For dense (non-MoE) backbones drop `ep_size` (or set it to 1). Increase
tensor/context parallelism only when model size or sequence length requires it.

AutoModel is the **smaller-cluster** path compared with
`pretrain/megatron_bridge`. If the user wants TP/PP/CP at scale, route them
to Megatron-Bridge instead.

## Output

Produces `checkpoint_hf` (HuggingFace safetensors). Add `convert/hf_to_megatron`
if the next consumer expects Megatron format.

## Staleness checks (when this pack drifts)

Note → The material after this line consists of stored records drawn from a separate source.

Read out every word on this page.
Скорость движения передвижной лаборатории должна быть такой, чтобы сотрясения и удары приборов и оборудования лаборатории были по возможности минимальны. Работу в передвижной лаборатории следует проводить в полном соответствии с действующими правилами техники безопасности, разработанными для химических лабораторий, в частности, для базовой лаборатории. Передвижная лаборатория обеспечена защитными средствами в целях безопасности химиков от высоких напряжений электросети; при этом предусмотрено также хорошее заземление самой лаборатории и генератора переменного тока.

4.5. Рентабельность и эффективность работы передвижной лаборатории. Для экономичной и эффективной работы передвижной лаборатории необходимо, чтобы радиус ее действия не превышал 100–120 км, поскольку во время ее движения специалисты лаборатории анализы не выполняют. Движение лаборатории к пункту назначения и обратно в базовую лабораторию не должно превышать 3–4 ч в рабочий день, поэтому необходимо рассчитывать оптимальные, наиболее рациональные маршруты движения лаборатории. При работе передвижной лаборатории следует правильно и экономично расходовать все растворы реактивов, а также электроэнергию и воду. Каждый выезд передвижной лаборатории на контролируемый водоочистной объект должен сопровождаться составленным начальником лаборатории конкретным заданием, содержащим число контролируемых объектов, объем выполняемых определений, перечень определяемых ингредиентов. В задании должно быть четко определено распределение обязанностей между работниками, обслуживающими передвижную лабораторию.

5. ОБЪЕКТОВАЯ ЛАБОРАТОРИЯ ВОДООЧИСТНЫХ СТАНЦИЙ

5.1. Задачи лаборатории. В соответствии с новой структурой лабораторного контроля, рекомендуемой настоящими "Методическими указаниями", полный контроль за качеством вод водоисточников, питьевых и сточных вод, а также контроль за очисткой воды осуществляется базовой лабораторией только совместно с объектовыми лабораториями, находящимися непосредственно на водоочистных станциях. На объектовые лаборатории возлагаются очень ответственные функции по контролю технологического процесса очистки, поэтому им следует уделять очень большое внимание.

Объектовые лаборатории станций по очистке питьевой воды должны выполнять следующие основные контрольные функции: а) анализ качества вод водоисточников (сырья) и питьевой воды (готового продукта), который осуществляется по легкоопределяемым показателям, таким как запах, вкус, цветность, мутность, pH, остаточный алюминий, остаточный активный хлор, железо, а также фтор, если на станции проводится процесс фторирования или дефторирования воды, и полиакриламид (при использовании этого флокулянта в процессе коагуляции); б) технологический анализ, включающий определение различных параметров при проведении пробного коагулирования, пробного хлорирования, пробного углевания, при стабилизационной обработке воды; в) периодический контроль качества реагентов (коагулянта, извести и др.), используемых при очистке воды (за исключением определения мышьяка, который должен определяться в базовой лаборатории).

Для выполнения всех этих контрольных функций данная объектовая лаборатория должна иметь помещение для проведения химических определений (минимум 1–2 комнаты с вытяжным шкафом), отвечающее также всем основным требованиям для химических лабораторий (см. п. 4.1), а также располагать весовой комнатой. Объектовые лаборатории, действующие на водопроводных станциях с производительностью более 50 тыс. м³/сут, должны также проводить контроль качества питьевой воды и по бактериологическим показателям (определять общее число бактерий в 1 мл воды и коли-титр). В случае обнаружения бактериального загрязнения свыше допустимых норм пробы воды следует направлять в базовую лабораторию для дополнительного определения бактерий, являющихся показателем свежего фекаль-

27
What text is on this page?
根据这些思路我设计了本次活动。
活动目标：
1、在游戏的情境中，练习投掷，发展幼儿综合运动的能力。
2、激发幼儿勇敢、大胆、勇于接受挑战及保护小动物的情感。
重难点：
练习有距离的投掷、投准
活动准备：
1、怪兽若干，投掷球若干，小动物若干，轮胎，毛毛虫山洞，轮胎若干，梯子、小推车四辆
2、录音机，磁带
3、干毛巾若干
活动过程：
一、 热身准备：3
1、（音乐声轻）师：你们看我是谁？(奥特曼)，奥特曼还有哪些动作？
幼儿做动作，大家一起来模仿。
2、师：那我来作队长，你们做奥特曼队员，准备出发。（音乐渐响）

When the upstream/repo defaults change:

- Update the dataset `_target_` if AutoModel renames `megatron_dataset`.
- Update the recipe-class names if `train_ft.py` / `train_pretrain.py` rename.
- Refresh the default model id and `min_gpus` from
  `src/nemotron/steps/pretrain/automodel/step.toml [[models]]`.
- Re-verify the FSDP2 field names and the env-var name `PRETRAIN_BLEND_PATH`.
- Keep `_step_recipe` separate from `recipe._target_` (collision rule above).